Encouragingly, the humanitarian reset has generated momentum toward opening cluster leadership to local and national actors. Parallel discussions are exploring a shift toward multi-sectoral, area-based coordination models, which would allow local organisations to lead in geographic areas where they possess contextual knowledge and established trust. This idea has been part of discussions for years, but there at least appears to be renewed momentum.

Funding constraints are accelerating the need for institutional change, but they are also exposing systemic inequities. The global humanitarian funding pool dropped dramatically from $37 billion in 2024 to $24.5 billion in 2025, intensifying competition for resources. Despite longstanding commitments to localisation, funding mechanisms remain complex and exclusionary. Decades of capacity-building initiatives have failed to define a clear endpoint, leaving local actors in a perpetual state of “not yet ready.” Donor governments continue to favour UN agencies, citing their established compliance systems and accountability frameworks. This moving target undermines trust and perpetuates dependency.

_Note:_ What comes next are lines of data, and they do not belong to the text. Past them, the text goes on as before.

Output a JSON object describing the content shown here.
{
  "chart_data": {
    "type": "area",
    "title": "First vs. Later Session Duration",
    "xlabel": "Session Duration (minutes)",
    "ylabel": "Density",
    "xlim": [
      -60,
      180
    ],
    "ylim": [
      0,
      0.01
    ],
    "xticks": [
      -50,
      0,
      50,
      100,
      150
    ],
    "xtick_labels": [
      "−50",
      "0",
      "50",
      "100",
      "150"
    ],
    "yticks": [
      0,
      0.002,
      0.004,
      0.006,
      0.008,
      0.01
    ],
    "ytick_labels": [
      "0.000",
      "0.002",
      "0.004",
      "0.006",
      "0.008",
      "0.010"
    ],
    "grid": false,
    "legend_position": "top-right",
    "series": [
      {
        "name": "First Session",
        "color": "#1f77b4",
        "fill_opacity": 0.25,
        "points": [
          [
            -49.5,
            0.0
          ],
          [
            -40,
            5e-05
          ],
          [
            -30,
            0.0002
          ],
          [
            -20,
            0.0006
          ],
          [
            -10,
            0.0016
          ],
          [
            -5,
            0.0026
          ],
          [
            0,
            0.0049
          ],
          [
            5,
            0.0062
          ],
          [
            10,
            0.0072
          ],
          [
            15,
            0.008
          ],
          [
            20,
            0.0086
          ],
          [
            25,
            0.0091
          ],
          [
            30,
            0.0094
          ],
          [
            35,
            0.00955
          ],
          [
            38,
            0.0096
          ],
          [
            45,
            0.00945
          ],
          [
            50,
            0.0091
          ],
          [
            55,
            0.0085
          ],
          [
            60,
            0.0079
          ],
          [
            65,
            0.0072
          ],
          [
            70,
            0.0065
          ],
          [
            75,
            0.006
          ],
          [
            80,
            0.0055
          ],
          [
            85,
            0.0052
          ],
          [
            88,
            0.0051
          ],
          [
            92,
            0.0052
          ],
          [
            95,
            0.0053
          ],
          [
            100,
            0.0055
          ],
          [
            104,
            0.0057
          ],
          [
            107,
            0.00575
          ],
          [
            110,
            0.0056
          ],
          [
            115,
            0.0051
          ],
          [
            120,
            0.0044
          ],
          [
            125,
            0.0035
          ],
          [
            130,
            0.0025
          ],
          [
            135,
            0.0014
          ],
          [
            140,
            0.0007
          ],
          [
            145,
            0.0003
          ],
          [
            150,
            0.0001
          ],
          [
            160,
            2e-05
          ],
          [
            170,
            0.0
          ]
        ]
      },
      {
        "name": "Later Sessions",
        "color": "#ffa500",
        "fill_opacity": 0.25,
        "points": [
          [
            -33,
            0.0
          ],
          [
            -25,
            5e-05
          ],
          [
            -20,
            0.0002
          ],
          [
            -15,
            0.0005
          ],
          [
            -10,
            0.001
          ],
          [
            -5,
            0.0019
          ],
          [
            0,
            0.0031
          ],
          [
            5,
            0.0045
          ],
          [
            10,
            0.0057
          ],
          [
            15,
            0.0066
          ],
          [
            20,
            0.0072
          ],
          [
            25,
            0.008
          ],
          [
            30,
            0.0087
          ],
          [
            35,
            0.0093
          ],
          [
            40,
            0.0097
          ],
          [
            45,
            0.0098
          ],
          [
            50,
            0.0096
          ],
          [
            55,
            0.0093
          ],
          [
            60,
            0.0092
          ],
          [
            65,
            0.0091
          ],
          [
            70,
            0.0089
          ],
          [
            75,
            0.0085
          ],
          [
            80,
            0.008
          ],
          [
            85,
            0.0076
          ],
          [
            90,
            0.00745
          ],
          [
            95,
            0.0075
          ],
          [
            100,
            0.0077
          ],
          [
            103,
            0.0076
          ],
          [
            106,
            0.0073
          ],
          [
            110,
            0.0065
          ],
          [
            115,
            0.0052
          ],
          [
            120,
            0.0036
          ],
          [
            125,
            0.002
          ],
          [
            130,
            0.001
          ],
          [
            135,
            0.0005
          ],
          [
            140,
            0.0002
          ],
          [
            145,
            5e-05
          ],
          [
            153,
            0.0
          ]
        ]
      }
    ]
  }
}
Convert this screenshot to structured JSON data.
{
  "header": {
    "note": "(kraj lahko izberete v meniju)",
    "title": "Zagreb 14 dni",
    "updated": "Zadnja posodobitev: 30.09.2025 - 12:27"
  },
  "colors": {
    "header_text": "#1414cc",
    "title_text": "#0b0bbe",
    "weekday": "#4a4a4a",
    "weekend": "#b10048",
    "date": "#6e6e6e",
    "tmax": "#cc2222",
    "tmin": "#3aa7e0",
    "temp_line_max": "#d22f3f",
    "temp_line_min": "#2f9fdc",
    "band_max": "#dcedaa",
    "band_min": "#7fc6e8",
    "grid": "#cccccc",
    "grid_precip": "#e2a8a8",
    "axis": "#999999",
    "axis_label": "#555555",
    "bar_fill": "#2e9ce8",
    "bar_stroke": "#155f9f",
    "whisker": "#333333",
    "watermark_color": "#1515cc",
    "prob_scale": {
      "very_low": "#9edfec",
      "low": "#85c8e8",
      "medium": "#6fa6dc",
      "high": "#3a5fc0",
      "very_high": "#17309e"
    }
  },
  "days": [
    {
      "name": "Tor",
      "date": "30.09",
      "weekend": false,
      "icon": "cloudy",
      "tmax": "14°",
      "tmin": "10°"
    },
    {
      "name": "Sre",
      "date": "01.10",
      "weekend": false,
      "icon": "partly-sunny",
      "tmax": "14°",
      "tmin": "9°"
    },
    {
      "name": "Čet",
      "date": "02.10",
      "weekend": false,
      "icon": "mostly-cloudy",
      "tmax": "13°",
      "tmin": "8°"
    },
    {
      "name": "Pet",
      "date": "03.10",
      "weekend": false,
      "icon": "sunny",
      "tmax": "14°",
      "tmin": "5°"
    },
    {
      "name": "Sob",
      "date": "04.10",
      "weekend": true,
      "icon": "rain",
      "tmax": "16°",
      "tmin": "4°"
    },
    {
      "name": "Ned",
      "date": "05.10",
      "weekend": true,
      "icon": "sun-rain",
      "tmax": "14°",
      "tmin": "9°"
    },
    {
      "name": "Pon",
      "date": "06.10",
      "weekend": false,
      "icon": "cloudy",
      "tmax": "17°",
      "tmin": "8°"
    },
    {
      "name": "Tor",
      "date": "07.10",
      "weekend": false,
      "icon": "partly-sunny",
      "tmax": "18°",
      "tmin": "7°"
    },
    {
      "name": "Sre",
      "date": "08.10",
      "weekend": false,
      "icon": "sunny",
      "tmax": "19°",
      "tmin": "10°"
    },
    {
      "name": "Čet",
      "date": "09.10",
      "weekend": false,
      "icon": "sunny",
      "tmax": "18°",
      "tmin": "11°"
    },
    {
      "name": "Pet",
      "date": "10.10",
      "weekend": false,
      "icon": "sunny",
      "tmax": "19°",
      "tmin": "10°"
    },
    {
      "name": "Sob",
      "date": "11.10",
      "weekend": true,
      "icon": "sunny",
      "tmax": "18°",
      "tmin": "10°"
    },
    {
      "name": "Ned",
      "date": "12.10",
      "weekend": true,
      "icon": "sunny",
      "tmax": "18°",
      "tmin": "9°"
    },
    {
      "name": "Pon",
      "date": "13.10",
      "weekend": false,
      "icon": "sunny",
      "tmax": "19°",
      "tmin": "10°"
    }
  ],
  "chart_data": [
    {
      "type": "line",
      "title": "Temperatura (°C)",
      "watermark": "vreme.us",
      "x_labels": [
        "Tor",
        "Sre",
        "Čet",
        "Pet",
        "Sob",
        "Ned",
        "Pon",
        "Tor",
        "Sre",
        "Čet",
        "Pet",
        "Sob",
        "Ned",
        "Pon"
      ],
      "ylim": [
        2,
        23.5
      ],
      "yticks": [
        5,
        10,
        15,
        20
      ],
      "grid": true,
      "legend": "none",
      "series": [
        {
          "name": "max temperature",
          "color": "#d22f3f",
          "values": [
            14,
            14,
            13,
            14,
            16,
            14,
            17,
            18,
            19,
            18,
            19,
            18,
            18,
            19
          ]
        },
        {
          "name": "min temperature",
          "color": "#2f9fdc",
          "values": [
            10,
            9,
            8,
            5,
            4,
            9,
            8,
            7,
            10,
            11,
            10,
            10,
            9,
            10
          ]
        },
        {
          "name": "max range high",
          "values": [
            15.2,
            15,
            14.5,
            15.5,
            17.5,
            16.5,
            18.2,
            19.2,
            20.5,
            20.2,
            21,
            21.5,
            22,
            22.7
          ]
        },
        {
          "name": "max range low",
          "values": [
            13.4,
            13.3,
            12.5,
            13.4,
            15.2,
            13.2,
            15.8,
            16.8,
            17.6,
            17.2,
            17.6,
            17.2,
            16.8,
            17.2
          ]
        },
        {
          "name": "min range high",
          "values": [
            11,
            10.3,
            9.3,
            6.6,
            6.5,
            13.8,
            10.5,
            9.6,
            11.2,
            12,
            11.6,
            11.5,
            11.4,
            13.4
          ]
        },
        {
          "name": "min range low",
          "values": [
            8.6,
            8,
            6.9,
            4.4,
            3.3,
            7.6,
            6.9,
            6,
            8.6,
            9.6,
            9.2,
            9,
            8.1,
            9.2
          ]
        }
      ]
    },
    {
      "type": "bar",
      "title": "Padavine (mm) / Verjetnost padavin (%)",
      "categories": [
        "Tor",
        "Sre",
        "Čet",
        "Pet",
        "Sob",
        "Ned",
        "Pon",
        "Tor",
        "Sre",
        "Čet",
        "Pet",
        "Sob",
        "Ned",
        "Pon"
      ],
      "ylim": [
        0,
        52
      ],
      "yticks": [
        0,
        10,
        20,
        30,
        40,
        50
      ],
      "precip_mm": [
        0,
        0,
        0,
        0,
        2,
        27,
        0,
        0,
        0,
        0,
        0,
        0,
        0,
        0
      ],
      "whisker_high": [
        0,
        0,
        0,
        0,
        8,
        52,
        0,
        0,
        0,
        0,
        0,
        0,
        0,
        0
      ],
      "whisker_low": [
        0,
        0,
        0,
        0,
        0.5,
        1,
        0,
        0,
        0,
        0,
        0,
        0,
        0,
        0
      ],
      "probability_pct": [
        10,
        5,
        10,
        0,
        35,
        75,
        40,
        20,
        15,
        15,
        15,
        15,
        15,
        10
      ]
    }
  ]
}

This dynamic reinforces a paradox: those closest to affected populations are the least able to access funding. Innovative models are beginning to emerge to address this gap. Platforms that aggregate funding from diverse stakeholders and streamline due diligence processes offer a pathway to unlock national-level resources while strengthening accountability, such as KitaMATCH in Malaysia. Such approaches demonstrate how financial innovation can enhance both access and legitimacy for local actors.

At the same time, donor priorities are shifting in ways that further complicate the landscape. Several European governments are redirecting overseas aid budgets toward domestic refugee populations. This trend underscores the growing politicisation of humanitarian assistance, where funding decisions are increasingly shaped by domestic considerations rather than being needs-based.

Even modest proposals to merge UN agencies have encountered entrenched bureaucratic resistance. More ambitious reforms – such as consolidating overlapping mandates among major humanitarian organisations – remain politically sensitive and operationally complex. As a result, much of the current reset risks being confined to short-term adjustments rather than transformative change.

Some observers place hope in the next UN Secretary-General to drive deeper institutional reform. Yet expectations should be tempered. Structural changes to global governance, including the composition of the UN Security Council, are unlikely to yield meaningful benefits for much of the world’s population. Instead, the trajectory of change suggests a leaner UN system with a more focused convening role, increasingly centralised funding structures, and a continued tension between localisation and control.

The immediate priority, as emphasised by Tom Fletcher, the UN Relief Chief, is to shift from long-term aspirations to actionable commitments within the next year. Early signs of progress include greater transparency and engagement in humanitarian country teams with national NGO platforms, expanded use of pooled funding, and efforts to reduce intermediaries. These steps, while modest, could signal a broader shift if sustained.

The success of the humanitarian reset will depend on whether proximity, legitimacy and capacity are treated not as abstract commitments but as operational imperatives. Without a clear vision and the political will to redistribute power, the humanitarian reset risks entrenching existing inequities under the guise of reform. The coming year will be decisive in determining whether the humanitarian community can move beyond incremental change toward a genuine transformation of the humanitarian system.